= Michael Harmer =

Michael Harmer CBE is the former deputy chief medical officer for Wales, former chair of the Welsh Health Specialised Services Committee, and incumbent chair of the National Clinical Forum for NHS Wales.

==Education==
Harmer was educated at St Bartholomew's Hospital Medical College, London.

==Career==
Harmer became an anaesthetist at the University Hospital of Wales in 1982. He became head of the department of anaesthetics at the University of Wales College of Medicine

In 2005, Harmer listed his other appointments as a regional assessor into the Confidential Enquiry into Maternal Deaths, and vice-chairman, pain subcommittee, World Federation of Societies of Anaesthesiology.

Harmer became in 2007 one of two deputy chief medical officers in the Welsh Department of Health, in post until 2008, then transferring to become medical director of NHS Wales, resigning shortly afterward.

Harmer was appointed a CBE in 2013 for "services to healthcare".
===Government scandal===
Harmer was accused by the Conservative Party in Wales of "behaving inappropriately" in 2012, following a leak of a heavily modified report at the centre of a National Health Service reconfiguration scandal in Wales, that attracted BBC News coverage. Harmer was called to give evidence to the National Assembly for Wales' Health Committee, to which he admitted he had modified an independent report meant to be from clinical experts including doctors, paramedics, children's health professionals, dentists and therapists.

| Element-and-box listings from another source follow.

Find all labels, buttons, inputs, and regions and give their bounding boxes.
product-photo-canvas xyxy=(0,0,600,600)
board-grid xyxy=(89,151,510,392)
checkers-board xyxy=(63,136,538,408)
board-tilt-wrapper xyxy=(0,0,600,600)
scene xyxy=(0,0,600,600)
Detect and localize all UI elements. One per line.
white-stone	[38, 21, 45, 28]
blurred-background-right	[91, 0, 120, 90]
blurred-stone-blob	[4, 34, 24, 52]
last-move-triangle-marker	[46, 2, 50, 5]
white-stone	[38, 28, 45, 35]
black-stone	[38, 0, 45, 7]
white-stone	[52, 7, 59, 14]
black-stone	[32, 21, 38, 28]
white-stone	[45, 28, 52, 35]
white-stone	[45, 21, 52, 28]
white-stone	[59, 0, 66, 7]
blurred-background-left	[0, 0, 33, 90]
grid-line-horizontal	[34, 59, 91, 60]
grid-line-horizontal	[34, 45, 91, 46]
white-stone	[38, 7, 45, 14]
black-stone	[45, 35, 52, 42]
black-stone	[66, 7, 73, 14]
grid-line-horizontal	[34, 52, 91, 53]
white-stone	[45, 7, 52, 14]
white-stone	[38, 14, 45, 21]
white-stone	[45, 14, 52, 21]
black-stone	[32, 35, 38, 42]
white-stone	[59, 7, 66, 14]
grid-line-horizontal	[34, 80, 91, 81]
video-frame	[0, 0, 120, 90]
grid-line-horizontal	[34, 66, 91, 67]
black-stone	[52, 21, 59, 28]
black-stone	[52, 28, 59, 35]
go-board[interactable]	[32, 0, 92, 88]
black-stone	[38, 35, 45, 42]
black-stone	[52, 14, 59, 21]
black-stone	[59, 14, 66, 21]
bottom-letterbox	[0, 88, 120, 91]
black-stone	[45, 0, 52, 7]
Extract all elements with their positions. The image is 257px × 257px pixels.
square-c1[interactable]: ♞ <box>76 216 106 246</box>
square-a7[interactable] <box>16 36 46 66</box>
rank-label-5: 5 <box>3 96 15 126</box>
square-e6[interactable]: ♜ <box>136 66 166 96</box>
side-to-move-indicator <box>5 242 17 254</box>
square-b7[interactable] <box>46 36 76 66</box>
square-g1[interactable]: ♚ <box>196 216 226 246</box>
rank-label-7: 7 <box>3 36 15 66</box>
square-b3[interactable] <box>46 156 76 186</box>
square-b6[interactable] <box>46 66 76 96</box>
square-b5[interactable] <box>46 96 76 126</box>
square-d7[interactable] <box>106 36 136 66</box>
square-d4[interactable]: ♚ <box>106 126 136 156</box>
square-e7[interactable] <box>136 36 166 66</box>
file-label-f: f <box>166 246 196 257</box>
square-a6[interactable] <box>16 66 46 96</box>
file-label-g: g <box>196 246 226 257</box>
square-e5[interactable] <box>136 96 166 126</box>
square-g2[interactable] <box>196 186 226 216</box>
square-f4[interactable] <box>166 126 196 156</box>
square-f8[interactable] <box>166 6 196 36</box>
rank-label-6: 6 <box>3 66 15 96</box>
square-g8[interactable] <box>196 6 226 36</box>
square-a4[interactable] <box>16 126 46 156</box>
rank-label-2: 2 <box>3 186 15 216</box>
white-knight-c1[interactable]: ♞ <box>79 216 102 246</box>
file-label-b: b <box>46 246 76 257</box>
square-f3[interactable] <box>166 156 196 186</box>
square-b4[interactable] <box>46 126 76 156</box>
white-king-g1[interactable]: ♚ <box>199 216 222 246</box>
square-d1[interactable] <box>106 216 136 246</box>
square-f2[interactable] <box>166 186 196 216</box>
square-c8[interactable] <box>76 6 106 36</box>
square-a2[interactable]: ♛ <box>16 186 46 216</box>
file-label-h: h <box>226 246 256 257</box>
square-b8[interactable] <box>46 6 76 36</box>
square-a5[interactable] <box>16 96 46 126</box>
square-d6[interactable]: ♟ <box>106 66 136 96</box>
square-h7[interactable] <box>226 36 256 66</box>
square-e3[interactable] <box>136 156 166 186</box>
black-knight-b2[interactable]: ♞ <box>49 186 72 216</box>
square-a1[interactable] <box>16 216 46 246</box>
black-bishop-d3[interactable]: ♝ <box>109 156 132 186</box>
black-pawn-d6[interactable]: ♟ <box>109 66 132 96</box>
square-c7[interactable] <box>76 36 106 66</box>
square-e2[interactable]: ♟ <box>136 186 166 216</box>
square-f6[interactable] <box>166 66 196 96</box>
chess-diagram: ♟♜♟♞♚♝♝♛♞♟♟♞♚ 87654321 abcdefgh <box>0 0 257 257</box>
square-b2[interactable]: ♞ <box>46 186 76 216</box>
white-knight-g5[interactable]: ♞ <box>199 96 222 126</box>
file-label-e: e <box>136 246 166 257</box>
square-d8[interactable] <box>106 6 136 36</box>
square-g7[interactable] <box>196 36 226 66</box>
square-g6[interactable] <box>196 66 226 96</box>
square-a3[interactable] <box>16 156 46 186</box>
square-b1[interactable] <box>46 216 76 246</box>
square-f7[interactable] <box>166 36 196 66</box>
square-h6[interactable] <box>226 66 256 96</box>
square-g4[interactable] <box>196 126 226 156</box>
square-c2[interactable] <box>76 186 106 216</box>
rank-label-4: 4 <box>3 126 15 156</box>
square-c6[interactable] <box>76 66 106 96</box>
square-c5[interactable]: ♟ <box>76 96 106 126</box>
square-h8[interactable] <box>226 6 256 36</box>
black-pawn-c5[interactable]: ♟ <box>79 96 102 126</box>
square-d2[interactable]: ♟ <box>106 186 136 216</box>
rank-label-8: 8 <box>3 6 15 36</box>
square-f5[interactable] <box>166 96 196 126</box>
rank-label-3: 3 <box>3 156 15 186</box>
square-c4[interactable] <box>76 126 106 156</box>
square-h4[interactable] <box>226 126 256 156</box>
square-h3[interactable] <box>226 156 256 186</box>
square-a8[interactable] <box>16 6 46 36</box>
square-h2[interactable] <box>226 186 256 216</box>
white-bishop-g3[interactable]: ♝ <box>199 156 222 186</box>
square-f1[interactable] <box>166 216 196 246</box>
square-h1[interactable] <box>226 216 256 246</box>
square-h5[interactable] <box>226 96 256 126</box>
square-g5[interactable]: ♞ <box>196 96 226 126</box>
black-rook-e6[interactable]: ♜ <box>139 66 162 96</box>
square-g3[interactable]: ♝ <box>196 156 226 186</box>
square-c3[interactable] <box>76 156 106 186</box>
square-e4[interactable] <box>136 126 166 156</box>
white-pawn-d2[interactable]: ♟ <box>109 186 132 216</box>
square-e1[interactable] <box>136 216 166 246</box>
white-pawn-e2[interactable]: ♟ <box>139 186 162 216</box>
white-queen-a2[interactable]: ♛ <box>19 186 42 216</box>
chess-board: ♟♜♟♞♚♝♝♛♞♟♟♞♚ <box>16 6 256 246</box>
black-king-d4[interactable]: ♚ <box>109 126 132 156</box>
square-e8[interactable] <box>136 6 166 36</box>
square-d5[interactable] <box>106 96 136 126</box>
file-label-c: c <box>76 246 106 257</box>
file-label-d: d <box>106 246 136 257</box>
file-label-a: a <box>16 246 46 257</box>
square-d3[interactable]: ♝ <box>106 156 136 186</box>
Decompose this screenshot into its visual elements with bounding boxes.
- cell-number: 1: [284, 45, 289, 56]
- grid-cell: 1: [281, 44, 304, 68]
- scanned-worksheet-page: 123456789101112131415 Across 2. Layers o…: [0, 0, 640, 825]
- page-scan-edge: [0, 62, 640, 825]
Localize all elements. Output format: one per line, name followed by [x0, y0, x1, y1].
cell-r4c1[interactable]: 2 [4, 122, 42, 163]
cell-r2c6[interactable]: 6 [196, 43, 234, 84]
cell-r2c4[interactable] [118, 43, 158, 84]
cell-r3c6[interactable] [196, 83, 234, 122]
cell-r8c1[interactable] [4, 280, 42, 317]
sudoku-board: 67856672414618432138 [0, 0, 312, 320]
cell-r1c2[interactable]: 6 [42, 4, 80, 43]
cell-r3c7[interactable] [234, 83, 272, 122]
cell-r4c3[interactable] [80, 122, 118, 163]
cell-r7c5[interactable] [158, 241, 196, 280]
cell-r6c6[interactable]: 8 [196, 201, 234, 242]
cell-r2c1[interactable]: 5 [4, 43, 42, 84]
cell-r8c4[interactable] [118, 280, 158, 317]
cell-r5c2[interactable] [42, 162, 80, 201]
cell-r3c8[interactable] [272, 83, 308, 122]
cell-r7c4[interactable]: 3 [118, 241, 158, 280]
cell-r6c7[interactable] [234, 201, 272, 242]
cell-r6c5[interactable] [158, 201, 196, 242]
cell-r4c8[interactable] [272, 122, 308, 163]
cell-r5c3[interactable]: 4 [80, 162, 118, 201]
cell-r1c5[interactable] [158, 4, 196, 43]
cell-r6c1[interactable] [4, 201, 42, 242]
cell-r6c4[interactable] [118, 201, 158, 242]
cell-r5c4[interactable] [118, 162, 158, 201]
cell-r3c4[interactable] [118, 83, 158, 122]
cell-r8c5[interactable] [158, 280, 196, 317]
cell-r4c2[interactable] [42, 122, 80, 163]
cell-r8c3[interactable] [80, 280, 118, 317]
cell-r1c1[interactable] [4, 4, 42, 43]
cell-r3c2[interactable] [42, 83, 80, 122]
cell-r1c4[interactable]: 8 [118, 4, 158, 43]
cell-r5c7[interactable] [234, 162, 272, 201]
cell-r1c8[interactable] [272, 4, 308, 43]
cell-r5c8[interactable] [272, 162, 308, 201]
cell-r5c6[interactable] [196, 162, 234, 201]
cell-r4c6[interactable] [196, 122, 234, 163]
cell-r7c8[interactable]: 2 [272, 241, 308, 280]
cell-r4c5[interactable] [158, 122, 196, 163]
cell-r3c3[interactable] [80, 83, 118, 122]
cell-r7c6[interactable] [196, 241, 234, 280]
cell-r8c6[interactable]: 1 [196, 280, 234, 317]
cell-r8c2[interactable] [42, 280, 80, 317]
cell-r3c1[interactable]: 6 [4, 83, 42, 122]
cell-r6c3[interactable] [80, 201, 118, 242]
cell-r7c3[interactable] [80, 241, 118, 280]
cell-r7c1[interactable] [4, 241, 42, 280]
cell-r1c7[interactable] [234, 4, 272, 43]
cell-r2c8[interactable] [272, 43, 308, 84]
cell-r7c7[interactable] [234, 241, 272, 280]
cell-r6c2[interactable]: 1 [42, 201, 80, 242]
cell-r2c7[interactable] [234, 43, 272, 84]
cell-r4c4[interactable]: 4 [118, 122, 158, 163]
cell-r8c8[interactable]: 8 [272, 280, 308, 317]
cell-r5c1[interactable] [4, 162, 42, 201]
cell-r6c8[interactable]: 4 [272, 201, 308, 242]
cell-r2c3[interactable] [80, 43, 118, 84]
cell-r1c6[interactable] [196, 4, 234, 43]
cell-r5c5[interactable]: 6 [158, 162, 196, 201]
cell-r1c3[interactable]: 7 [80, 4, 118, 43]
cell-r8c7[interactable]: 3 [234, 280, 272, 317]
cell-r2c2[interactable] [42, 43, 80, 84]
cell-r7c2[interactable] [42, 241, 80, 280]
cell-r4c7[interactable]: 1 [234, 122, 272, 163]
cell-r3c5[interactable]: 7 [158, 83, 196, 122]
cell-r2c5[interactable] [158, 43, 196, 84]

The changes influenced part of substantial changes to NHS services to local communities, leading to street protests.

Harmer rewrote substantial parts of the report, then re-submitted to the NHS, following emails exchanged with an NHS Chief Executive, Mary Burrows, Harmer deciding to use a private email account. The emails were never made public.
==Personal life==
In 2002, Harmer listed his personal interests as home and ground maintenance.